Roy looks very promising[1], and I'm hoping it will mature to the point where it can be considered a viable option for production projects
Typescript would've been ideal, but its kind of fake-open-source (no actual development can be seen on the repository, some of the code looks generated, no discussion about the internals or providing an API) and its moving towards having LESS type inference in the name of improving compiler speed, less type safety in the name of... "its too hard to do" I guess. And they still are not releasing anything which might help other vendors improve their tooling (e.g. Intellij IDEA, the second-best contender sucks at TypeScript). And the module system is a total disaster, especially if you're trying to do anything more complicated and CommonJS.
> I know ES6 brings a lot of new shiny to the table, but JS is a poor language.
When started working professionally there was no web. So I do know JavaScript since the LiveScript days.
I never work alone, so I only care for languages ALL team members know, have proper support at the browser tooling[0] and are allowed to use by the customers.
For web development JavaScript is the only one that fullfills those requirements, so I don't care about anyhing else.
[0] good luck with source maps on mobile platforms
I think they just mess it up with the marketing of it.. but the technology per-se is very good.. and if you try to see it not as a contender to any other technology like javascript.. but just as another player out there to create programs.. there's nothing wrong with it..
People tended to be very sentimental about it.. because they see as a threat to javascript, as something that came to replace it.. and thats what was bad in the image that came out, when they were launching dart..
but if you leave this wrong image behind and look only to the technology achievement with it, what's not to like?
Static typing is not incompatible with JSON serialization, if done properly. It sounds like Dart's semantics are the problem here (and since they've reached 1.0 they can't fix it).
Dart effectively has very little static typing anyhow.

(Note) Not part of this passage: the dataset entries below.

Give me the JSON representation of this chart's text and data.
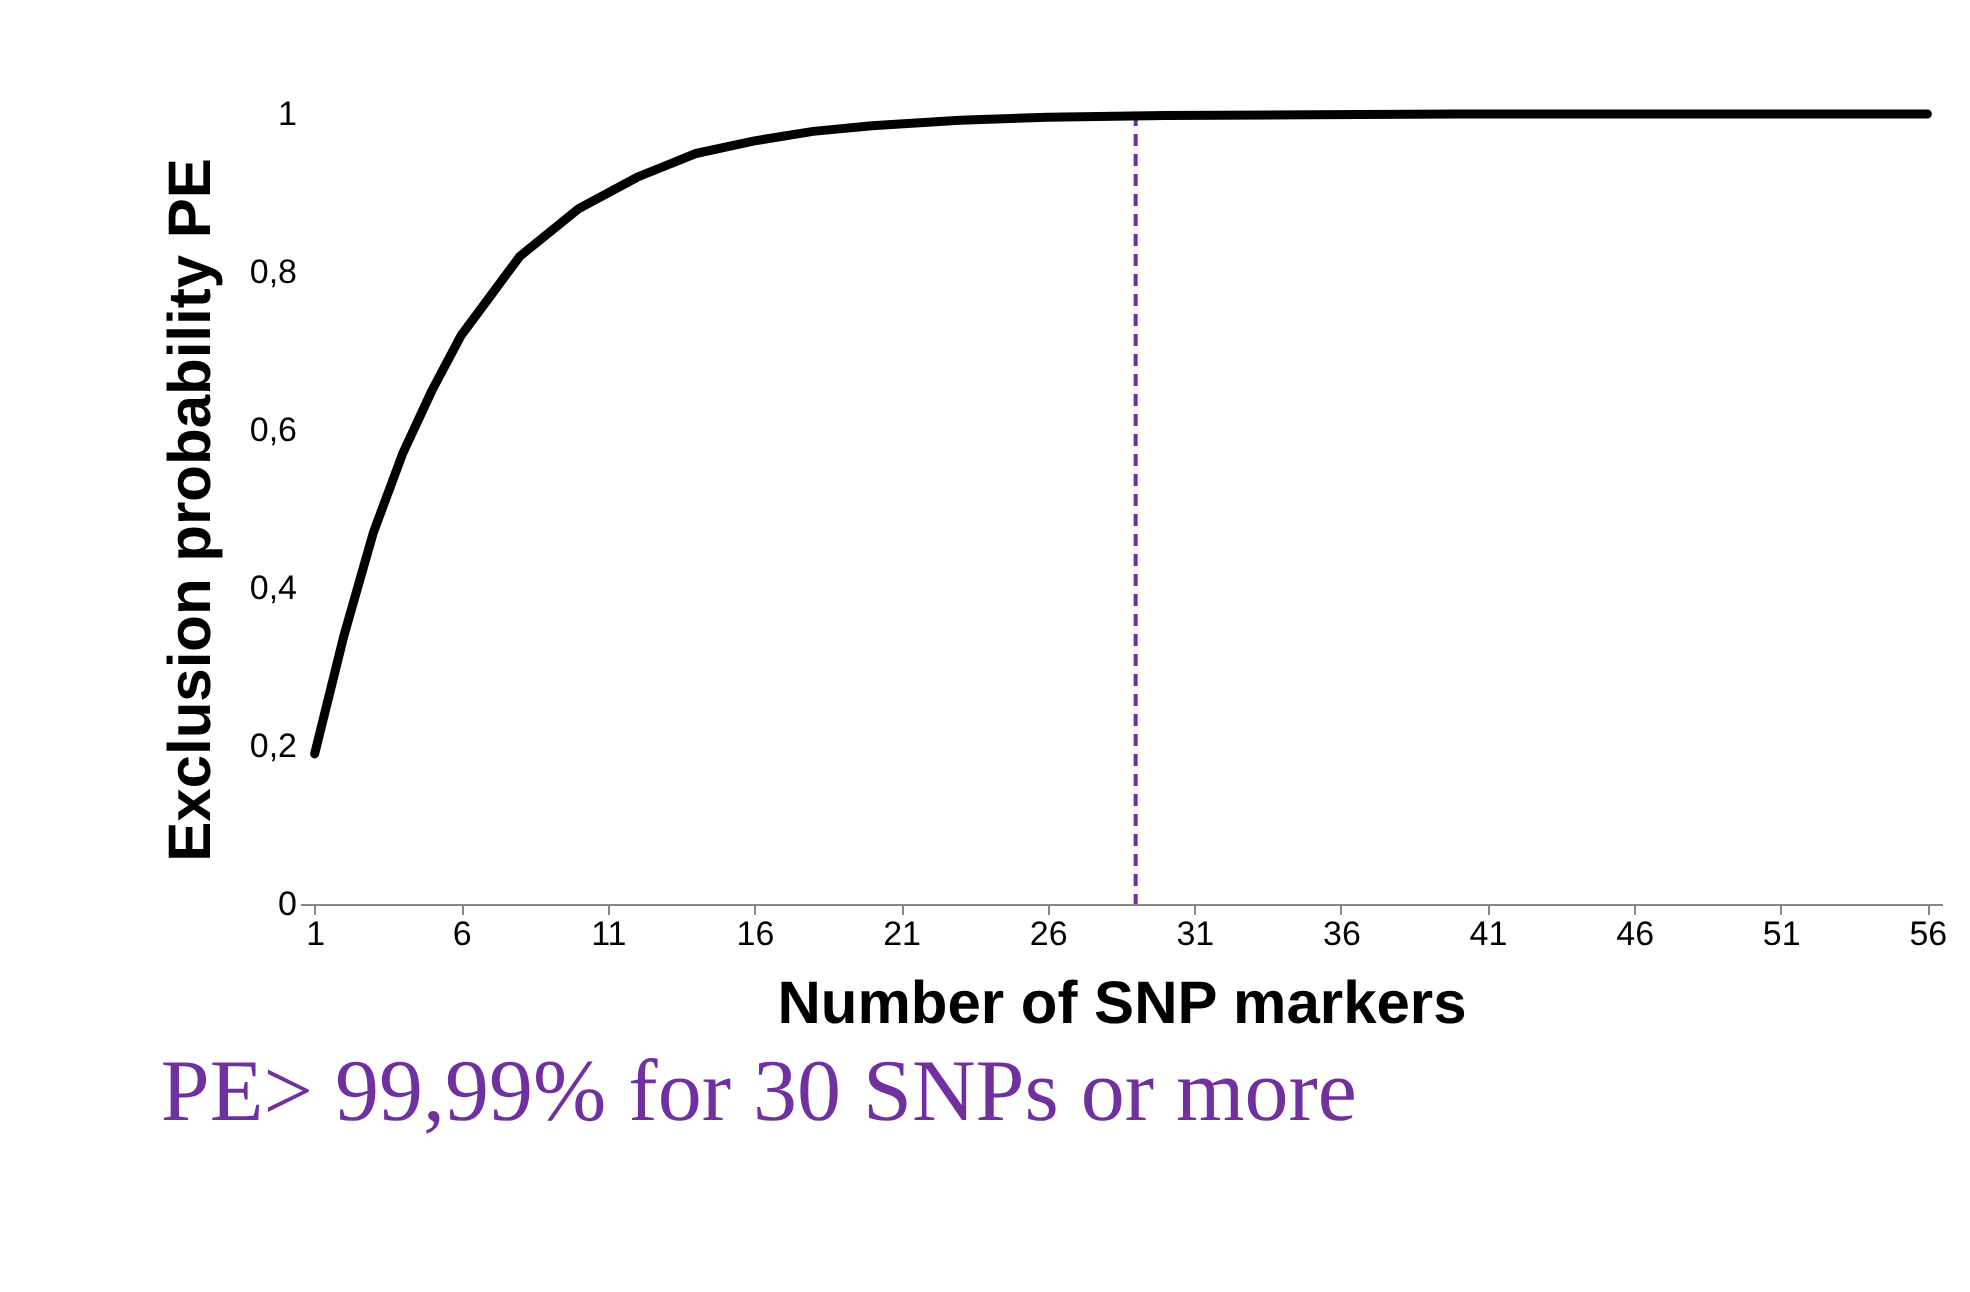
{
  "chart_data": {
    "type": "line",
    "xlabel": "Number of SNP markers",
    "ylabel": "Exclusion probability PE",
    "x": [
      1,
      2,
      3,
      4,
      5,
      6,
      7,
      8,
      9,
      10,
      11,
      12,
      13,
      14,
      16,
      18,
      20,
      23,
      26,
      30,
      35,
      40,
      56
    ],
    "series": [
      {
        "color": "#000000",
        "values": [
          0.19,
          0.34,
          0.47,
          0.57,
          0.65,
          0.72,
          0.77,
          0.82,
          0.85,
          0.88,
          0.9,
          0.92,
          0.935,
          0.95,
          0.966,
          0.978,
          0.985,
          0.992,
          0.996,
          0.998,
          0.999,
          1,
          1
        ]
      }
    ],
    "xlim": [
      0.5,
      56.5
    ],
    "xticks": [
      1,
      6,
      11,
      16,
      21,
      26,
      31,
      36,
      41,
      46,
      51,
      56
    ],
    "ylim": [
      0,
      1
    ],
    "yticks": [
      0,
      {
        "value": 0.2,
        "label": "0,2"
      },
      {
        "value": 0.4,
        "label": "0,4"
      },
      {
        "value": 0.6,
        "label": "0,6"
      },
      {
        "value": 0.8,
        "label": "0,8"
      },
      1
    ],
    "ref_lines": [
      {
        "axis": "x",
        "value": 29,
        "color": "#7030a0",
        "line_style": "dashed"
      }
    ],
    "annotations": [
      "PE> 99,99% for  30 SNPs or more"
    ],
    "grid": false,
    "marker": "none",
    "line_style": "solid"
  }
}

First, how does it work with minimization? In Dart, string constants are not minimizable (will be included as-is in the source code). Symbol constants will be minimized. This includes all method names, field names, and things like named parameters. You can see this in the arguments to noSuchMethod; the named parameters map has Symbol keys, not strings.
Probably something could be worked out, though. Maybe put an annotation on the customer class to tell the compiler to save the original field names?

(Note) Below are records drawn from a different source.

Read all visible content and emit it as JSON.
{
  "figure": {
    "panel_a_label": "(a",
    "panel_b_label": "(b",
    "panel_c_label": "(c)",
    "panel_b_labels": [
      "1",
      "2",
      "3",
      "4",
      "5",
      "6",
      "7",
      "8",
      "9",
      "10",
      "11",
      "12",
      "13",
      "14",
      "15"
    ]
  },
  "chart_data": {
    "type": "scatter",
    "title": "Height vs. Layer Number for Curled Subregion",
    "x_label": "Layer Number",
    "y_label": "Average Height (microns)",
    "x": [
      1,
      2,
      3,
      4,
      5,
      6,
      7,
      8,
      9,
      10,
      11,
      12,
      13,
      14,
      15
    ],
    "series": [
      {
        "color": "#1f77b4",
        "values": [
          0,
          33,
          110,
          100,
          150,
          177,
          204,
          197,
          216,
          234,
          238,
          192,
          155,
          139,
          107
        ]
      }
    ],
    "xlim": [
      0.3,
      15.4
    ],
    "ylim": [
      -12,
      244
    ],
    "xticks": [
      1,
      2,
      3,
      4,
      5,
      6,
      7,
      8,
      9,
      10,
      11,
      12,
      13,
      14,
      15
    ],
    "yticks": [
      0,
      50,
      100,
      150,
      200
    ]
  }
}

But a second issue is how it works with inheritance, including mixins. If a class is serializable, does that make all the superclasses and subclasses serializable as well? JSON doesn't have a standard way to represent a type tag, so does that mean we should invent one? If we do that, what happens to JSON interop with other languages?

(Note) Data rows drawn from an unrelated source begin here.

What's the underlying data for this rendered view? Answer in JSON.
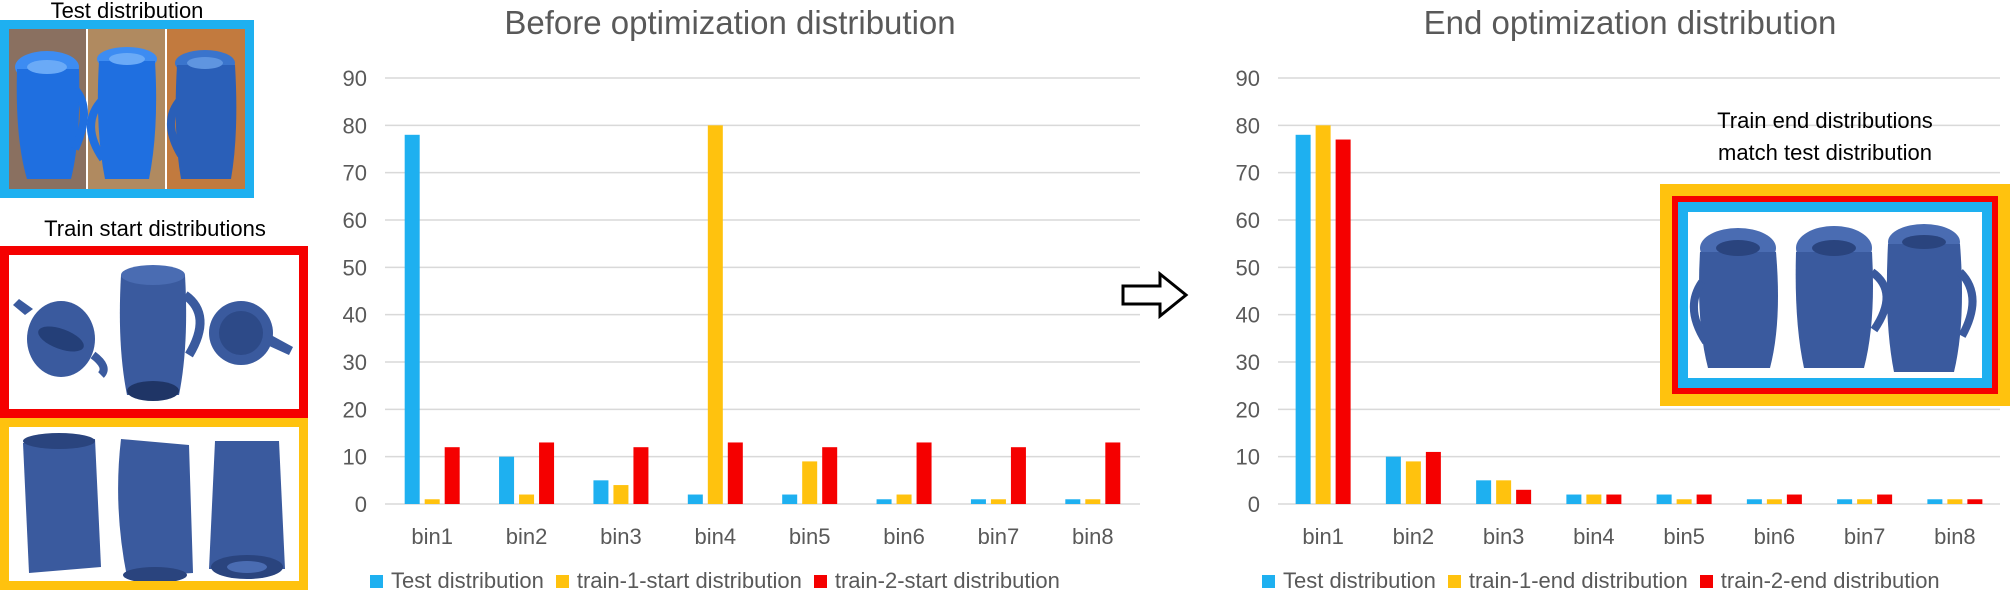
{
  "left_panel": {
    "test_label": "Test distribution",
    "train_label": "Train start distributions"
  },
  "inset": {
    "line1": "Train end distributions",
    "line2": "match test distribution"
  },
  "colors": {
    "test": "#1EB0F0",
    "train1": "#FFC20E",
    "train2": "#F50000",
    "grid": "#D9D9D9",
    "text": "#595959",
    "pitcher": "#3A5A9E"
  },
  "chart_data": [
    {
      "type": "bar",
      "title": "Before optimization distribution",
      "categories": [
        "bin1",
        "bin2",
        "bin3",
        "bin4",
        "bin5",
        "bin6",
        "bin7",
        "bin8"
      ],
      "ylim": [
        0,
        90
      ],
      "yticks": [
        0,
        10,
        20,
        30,
        40,
        50,
        60,
        70,
        80,
        90
      ],
      "grid": true,
      "legend": "bottom",
      "series": [
        {
          "name": "Test distribution",
          "color": "#1EB0F0",
          "values": [
            78,
            10,
            5,
            2,
            2,
            1,
            1,
            1
          ]
        },
        {
          "name": "train-1-start distribution",
          "color": "#FFC20E",
          "values": [
            1,
            2,
            4,
            80,
            9,
            2,
            1,
            1
          ]
        },
        {
          "name": "train-2-start distribution",
          "color": "#F50000",
          "values": [
            12,
            13,
            12,
            13,
            12,
            13,
            12,
            13
          ]
        }
      ]
    },
    {
      "type": "bar",
      "title": "End optimization distribution",
      "categories": [
        "bin1",
        "bin2",
        "bin3",
        "bin4",
        "bin5",
        "bin6",
        "bin7",
        "bin8"
      ],
      "ylim": [
        0,
        90
      ],
      "yticks": [
        0,
        10,
        20,
        30,
        40,
        50,
        60,
        70,
        80,
        90
      ],
      "grid": true,
      "legend": "bottom",
      "series": [
        {
          "name": "Test distribution",
          "color": "#1EB0F0",
          "values": [
            78,
            10,
            5,
            2,
            2,
            1,
            1,
            1
          ]
        },
        {
          "name": "train-1-end distribution",
          "color": "#FFC20E",
          "values": [
            80,
            9,
            5,
            2,
            1,
            1,
            1,
            1
          ]
        },
        {
          "name": "train-2-end distribution",
          "color": "#F50000",
          "values": [
            77,
            11,
            3,
            2,
            2,
            2,
            2,
            1
          ]
        }
      ]
    }
  ]
}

Also keep in mind that Dart supports types that don't interop with JavaScript like unlimited precision integers. (Well, okay, that only works with the Dart VM, not dart2js...)
It gets worse. What if your class has a field type like List<dynamic>, which could contain any object? Does that mean the Dart compiler now has to preserve all symbols because any class could be serialized? And keep in mind that with optional types, all lists should behave the same when not in checked mode.
Having seen the mess that resulted in GWT-RPC, I would recommend just saying no to default serialization. Serialization and object inheritance don't really mix well which is why specs like JSON and protobufs don't support it.
(And now you know why language designers don't throw things into a language just because it seems like a good idea at the time.)